Most of all, I loved your simplicity. It was both your strength and your weakness. You lived for your family, with loving generosity. Without any regret, you gave up your cushy career to be with your family in Jaipur. You gave up your son to your wife’s sister and did not flinch.

Perhaps it was because you had an amazing capacity to detach yourself from any situation when you needed to. At age twenty two, when I was leaving home for the first time, I did not detect any emotion on your face. You were not being brave. You had just accepted that I was leaving home, maybe for ever. My mother’s strength was visible in the effort she made. Your strength was like that of a towering mountain surrounded by turgid waters – effortless, unwavering, reliable, and immense.

Most of my early life was ruled by one objective – I cannot let my parents down. From an early age I was aware of my parents being different in a deeply paternalistic society. I can never thank you enough for raising me to be a self-respecting individual, and not a compliant female. You never told me what to do but wore every little achievement of mine like a precious feather in your cap. Sometimes I think that it was a well thought psychological ploy by you and my mother to keep me on the straight and narrow.

When Sanjiv came into my life, you remained supportive, and detached. My new life was filled with the unwavering, unconditional love of Sanjiv – husband, friend, lover, ally, rock, and much more.

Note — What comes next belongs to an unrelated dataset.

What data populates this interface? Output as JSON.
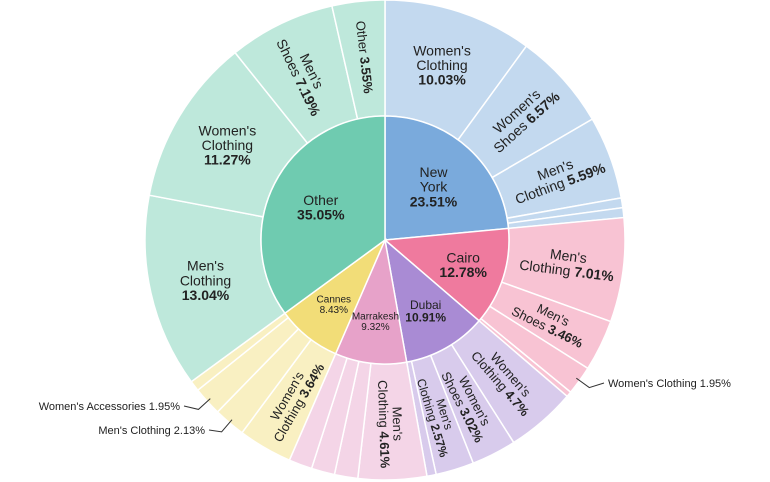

You knew it and were happy for me.

But none of your goodness could ward off the downward spiral which ultimately consumed you. Aided by diabetes and Alzheimer, your health started to deteriorate. Suddenly, you were profoundly lonely. Alzheimer was erasing parts of you, bit by small precious bit. It took the rest of us a long time to understand and acknowledge what was happening to you.

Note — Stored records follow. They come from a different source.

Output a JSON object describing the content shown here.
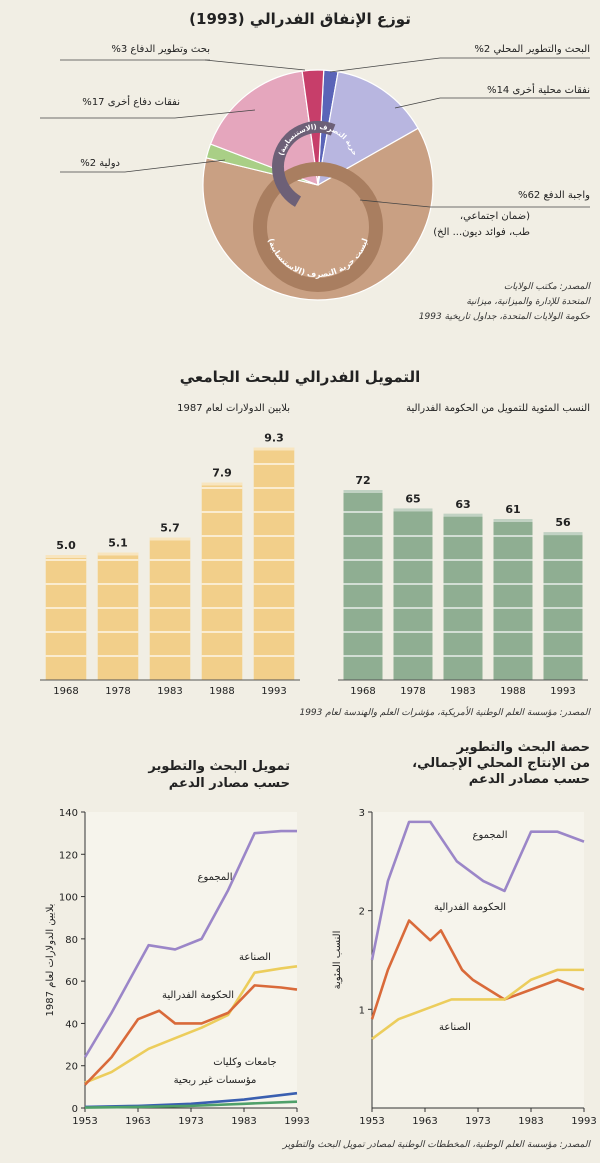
{
  "pie": {
    "title": "توزع الإنفاق الفدرالي (1993)",
    "labels": {
      "defense_rd": "بحث وتطوير الدفاع 3%",
      "domestic_rd": "البحث والتطوير المحلي 2%",
      "other_defense": "نفقات دفاع أخرى 17%",
      "other_domestic": "نفقات محلية أخرى 14%",
      "international": "دولية 2%",
      "mandatory": "واجبة الدفع 62%",
      "mandatory_note1": "(ضمان اجتماعي،",
      "mandatory_note2": "طب، فوائد ديون... الخ)"
    },
    "inner_discretionary": "حرية التصرف (الاستنسابية)",
    "inner_nondiscretionary": "ليست حرية التصرف (الاستنسابية)",
    "source": [
      "المصدر: مكتب الولايات",
      "المتحدة للإدارة والميزانية، ميزانية",
      "حكومة الولايات المتحدة، جداول تاريخية 1993"
    ],
    "colors": {
      "defense_rd": "#c73e6a",
      "domestic_rd": "#5a64b8",
      "other_defense": "#e5a6bd",
      "other_domestic": "#b8b6e0",
      "international": "#a9cf86",
      "mandatory": "#c9a083",
      "ring": "#a97e60"
    }
  },
  "chart_data": [
    {
      "type": "pie",
      "title": "توزع الإنفاق الفدرالي (1993)",
      "slices": [
        {
          "label": "البحث والتطوير المحلي",
          "value": 2
        },
        {
          "label": "نفقات محلية أخرى",
          "value": 14
        },
        {
          "label": "واجبة الدفع",
          "value": 62
        },
        {
          "label": "دولية",
          "value": 2
        },
        {
          "label": "نفقات دفاع أخرى",
          "value": 17
        },
        {
          "label": "بحث وتطوير الدفاع",
          "value": 3
        }
      ]
    },
    {
      "type": "bar",
      "title": "التمويل الفدرالي للبحث الجامعي",
      "subtitle": "بلايين الدولارات لعام 1987",
      "categories": [
        "1968",
        "1978",
        "1983",
        "1988",
        "1993"
      ],
      "values": [
        5.0,
        5.1,
        5.7,
        7.9,
        9.3
      ],
      "value_labels": [
        "5.0",
        "5.1",
        "5.7",
        "7.9",
        "9.3"
      ],
      "ylim": [
        0,
        10
      ],
      "color": "#f2cf8a"
    },
    {
      "type": "bar",
      "title": "التمويل الفدرالي للبحث الجامعي",
      "subtitle": "النسب المئوية للتمويل من الحكومة الفدرالية",
      "categories": [
        "1968",
        "1978",
        "1983",
        "1988",
        "1993"
      ],
      "values": [
        72,
        65,
        63,
        61,
        56
      ],
      "value_labels": [
        "72",
        "65",
        "63",
        "61",
        "56"
      ],
      "ylim": [
        0,
        80
      ],
      "color": "#8fae92"
    },
    {
      "type": "line",
      "title": "تمويل البحث والتطوير حسب مصادر الدعم",
      "ylabel": "بلايين الدولارات لعام 1987",
      "x_ticks": [
        "1953",
        "1963",
        "1973",
        "1983",
        "1993"
      ],
      "y_ticks": [
        "0",
        "20",
        "40",
        "60",
        "80",
        "100",
        "120",
        "140"
      ],
      "xlim": [
        1953,
        1993
      ],
      "ylim": [
        0,
        140
      ],
      "series": [
        {
          "name": "المجموع",
          "color": "#9b86c8",
          "x": [
            1953,
            1958,
            1965,
            1970,
            1975,
            1980,
            1985,
            1990,
            1993
          ],
          "y": [
            24,
            45,
            77,
            75,
            80,
            103,
            130,
            131,
            131
          ]
        },
        {
          "name": "الصناعة",
          "color": "#eccd5c",
          "x": [
            1953,
            1958,
            1965,
            1970,
            1975,
            1980,
            1985,
            1990,
            1993
          ],
          "y": [
            12,
            17,
            28,
            33,
            38,
            44,
            64,
            66,
            67
          ]
        },
        {
          "name": "الحكومة الفدرالية",
          "color": "#d96a3a",
          "x": [
            1953,
            1958,
            1963,
            1967,
            1970,
            1975,
            1980,
            1985,
            1990,
            1993
          ],
          "y": [
            11,
            24,
            42,
            46,
            40,
            40,
            45,
            58,
            57,
            56
          ]
        },
        {
          "name": "جامعات وكليات",
          "color": "#3a5fb0",
          "x": [
            1953,
            1963,
            1973,
            1983,
            1993
          ],
          "y": [
            0.5,
            1,
            2,
            4,
            7
          ]
        },
        {
          "name": "مؤسسات غير ربحية",
          "color": "#4fa06a",
          "x": [
            1953,
            1963,
            1973,
            1983,
            1993
          ],
          "y": [
            0.2,
            0.5,
            1,
            2,
            3
          ]
        }
      ]
    },
    {
      "type": "line",
      "title": "حصة البحث والتطوير من الإنتاج المحلي الإجمالي، حسب مصادر الدعم",
      "ylabel": "النسب المئوية",
      "x_ticks": [
        "1953",
        "1963",
        "1973",
        "1983",
        "1993"
      ],
      "y_ticks": [
        "1",
        "2",
        "3"
      ],
      "xlim": [
        1953,
        1993
      ],
      "ylim": [
        0,
        3
      ],
      "series": [
        {
          "name": "المجموع",
          "color": "#9b86c8",
          "x": [
            1953,
            1956,
            1960,
            1964,
            1969,
            1974,
            1978,
            1983,
            1988,
            1993
          ],
          "y": [
            1.5,
            2.3,
            2.9,
            2.9,
            2.5,
            2.3,
            2.2,
            2.8,
            2.8,
            2.7
          ]
        },
        {
          "name": "الحكومة الفدرالية",
          "color": "#d96a3a",
          "x": [
            1953,
            1956,
            1960,
            1964,
            1966,
            1968,
            1970,
            1972,
            1978,
            1983,
            1988,
            1993
          ],
          "y": [
            0.9,
            1.4,
            1.9,
            1.7,
            1.8,
            1.6,
            1.4,
            1.3,
            1.1,
            1.2,
            1.3,
            1.2
          ]
        },
        {
          "name": "الصناعة",
          "color": "#eccd5c",
          "x": [
            1953,
            1958,
            1963,
            1968,
            1973,
            1978,
            1983,
            1988,
            1993
          ],
          "y": [
            0.7,
            0.9,
            1.0,
            1.1,
            1.1,
            1.1,
            1.3,
            1.4,
            1.4
          ]
        }
      ]
    }
  ],
  "bars_section": {
    "title": "التمويل الفدرالي للبحث الجامعي",
    "left_subtitle": "بلايين الدولارات لعام 1987",
    "right_subtitle": "النسب المئوية للتمويل من الحكومة الفدرالية",
    "source": "المصدر: مؤسسة العلم الوطنية الأمريكية، مؤشرات العلم والهندسة لعام 1993"
  },
  "lines_section": {
    "left_title": [
      "تمويل البحث والتطوير",
      "حسب مصادر الدعم"
    ],
    "right_title": [
      "حصة البحث والتطوير",
      "من الإنتاج المحلي الإجمالي،",
      "حسب مصادر الدعم"
    ],
    "source": "المصدر: مؤسسة العلم الوطنية، المخططات الوطنية لمصادر تمويل البحث والتطوير"
  }
}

In 1999, on one of my rushed annual visits home, I remember trying to teach you to use the newly bought computer. I realised to my horror that you could not recognise the letters on the keyboard. Then what were you doing with the newspapers for so many hours every morning? No wonder you started to hide them under the mattress, behind bushes, and even up in the loft. You were only sixty-two years old.

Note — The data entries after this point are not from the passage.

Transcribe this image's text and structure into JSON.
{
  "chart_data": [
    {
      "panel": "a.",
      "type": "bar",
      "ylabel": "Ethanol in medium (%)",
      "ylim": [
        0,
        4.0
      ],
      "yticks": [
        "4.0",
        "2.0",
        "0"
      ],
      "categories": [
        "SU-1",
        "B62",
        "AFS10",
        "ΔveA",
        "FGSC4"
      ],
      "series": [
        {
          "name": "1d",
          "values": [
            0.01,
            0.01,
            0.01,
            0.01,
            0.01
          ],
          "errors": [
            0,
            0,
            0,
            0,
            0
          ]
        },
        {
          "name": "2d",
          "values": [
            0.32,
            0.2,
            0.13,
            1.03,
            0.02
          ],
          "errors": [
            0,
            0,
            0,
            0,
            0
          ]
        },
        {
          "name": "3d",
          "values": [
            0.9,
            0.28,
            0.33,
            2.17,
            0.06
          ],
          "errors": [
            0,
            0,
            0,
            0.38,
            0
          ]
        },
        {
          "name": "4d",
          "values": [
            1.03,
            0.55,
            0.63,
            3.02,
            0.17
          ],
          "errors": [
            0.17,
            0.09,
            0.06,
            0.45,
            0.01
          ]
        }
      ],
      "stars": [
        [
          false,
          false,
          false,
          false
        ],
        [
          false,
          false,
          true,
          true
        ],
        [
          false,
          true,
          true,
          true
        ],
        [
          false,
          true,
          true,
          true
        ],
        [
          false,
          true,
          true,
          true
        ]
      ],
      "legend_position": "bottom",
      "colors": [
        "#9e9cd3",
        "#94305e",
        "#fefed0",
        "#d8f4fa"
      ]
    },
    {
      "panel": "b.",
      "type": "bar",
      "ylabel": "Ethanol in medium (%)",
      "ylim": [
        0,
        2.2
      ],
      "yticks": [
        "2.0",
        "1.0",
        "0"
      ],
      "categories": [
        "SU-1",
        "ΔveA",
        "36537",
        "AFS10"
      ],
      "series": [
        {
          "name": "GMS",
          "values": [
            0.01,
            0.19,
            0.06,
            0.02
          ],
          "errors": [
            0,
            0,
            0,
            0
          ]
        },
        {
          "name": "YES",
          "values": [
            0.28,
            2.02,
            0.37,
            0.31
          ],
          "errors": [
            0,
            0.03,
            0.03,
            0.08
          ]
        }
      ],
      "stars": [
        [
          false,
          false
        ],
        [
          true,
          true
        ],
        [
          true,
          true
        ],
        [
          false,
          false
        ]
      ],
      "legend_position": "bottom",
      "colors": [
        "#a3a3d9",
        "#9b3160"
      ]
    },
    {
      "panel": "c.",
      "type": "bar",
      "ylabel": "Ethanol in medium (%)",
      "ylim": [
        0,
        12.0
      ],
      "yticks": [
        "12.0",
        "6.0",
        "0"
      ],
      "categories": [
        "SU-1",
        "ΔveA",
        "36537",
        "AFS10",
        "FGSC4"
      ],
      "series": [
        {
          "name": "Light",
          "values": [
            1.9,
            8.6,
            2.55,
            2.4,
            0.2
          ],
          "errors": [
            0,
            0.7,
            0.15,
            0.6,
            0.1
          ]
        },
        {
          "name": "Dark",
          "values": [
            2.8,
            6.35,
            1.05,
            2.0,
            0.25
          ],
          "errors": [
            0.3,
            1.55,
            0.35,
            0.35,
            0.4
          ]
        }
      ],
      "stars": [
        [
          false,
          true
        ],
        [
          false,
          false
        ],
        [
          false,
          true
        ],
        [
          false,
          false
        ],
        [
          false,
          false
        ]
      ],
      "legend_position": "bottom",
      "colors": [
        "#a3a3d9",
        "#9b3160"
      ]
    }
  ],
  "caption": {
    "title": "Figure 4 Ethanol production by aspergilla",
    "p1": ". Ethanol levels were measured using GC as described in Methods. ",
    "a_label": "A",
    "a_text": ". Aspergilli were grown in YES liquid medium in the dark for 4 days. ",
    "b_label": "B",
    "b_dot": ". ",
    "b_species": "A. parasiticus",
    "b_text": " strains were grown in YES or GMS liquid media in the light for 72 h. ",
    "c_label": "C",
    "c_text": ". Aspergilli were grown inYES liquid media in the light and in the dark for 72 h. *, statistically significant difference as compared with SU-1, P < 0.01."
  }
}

Each year it got worse. I could no longer recognize my father in this blabbering, insane person, vacillating between bouts of aggression and total passivity.

But there were moments. Fleeting and far between, but there were moments of recognition. Those were terrifying moments. It was easier for me to accept that `that sick body’ was no longer my father. When `Papa’ did momentarily surface it used to frighten me, shattering my equilibrium.

In the last month of your bodily life, when you were completely bed-ridden, my mother and I cleaned you, changed you, and fed you. We did everything silently, mechanically, wiping our tears, hiding them from each other. And I wished that you would die now.

You, who only gave in your life, gave in death too. Your eyes were successfully transplanted and your body donated to the Medical Hospital for trainee doctors and research.

You will laugh at me if I told you that I was haunted by the image of your hollowed out body, eyes stitched shut. To be scared of the ghost of one who taught me not to believe in ghosts or fairies!

It has taken only a little while for the pain to ease enough to find the strength to thank you in this letter. After all, I have had a few years to deal with the absence of my father from my life. What remained behind was barely a shadow, a flickering reminder of my father, which finally breathed its last a month and six days ago.

In some ways, this is the start of another chapter of my relationship with you. I have a photo of you in my office. I light a candle in front of it every day. I find myself looking at that picture so many times a day. It is a picture of you at your youthful best and that is how I want to remember you.

You taught me to accept life with equanimity. I am learning to accept death similarly. I still hope not to let you down in learning the lessons of life.

So goodbye, Papa! You will remain my ideal of a noble life lived with conviction and generosity. You were never a conventional father who tried to control or direct. You were always a watchful guardian and once again that is what you are to me.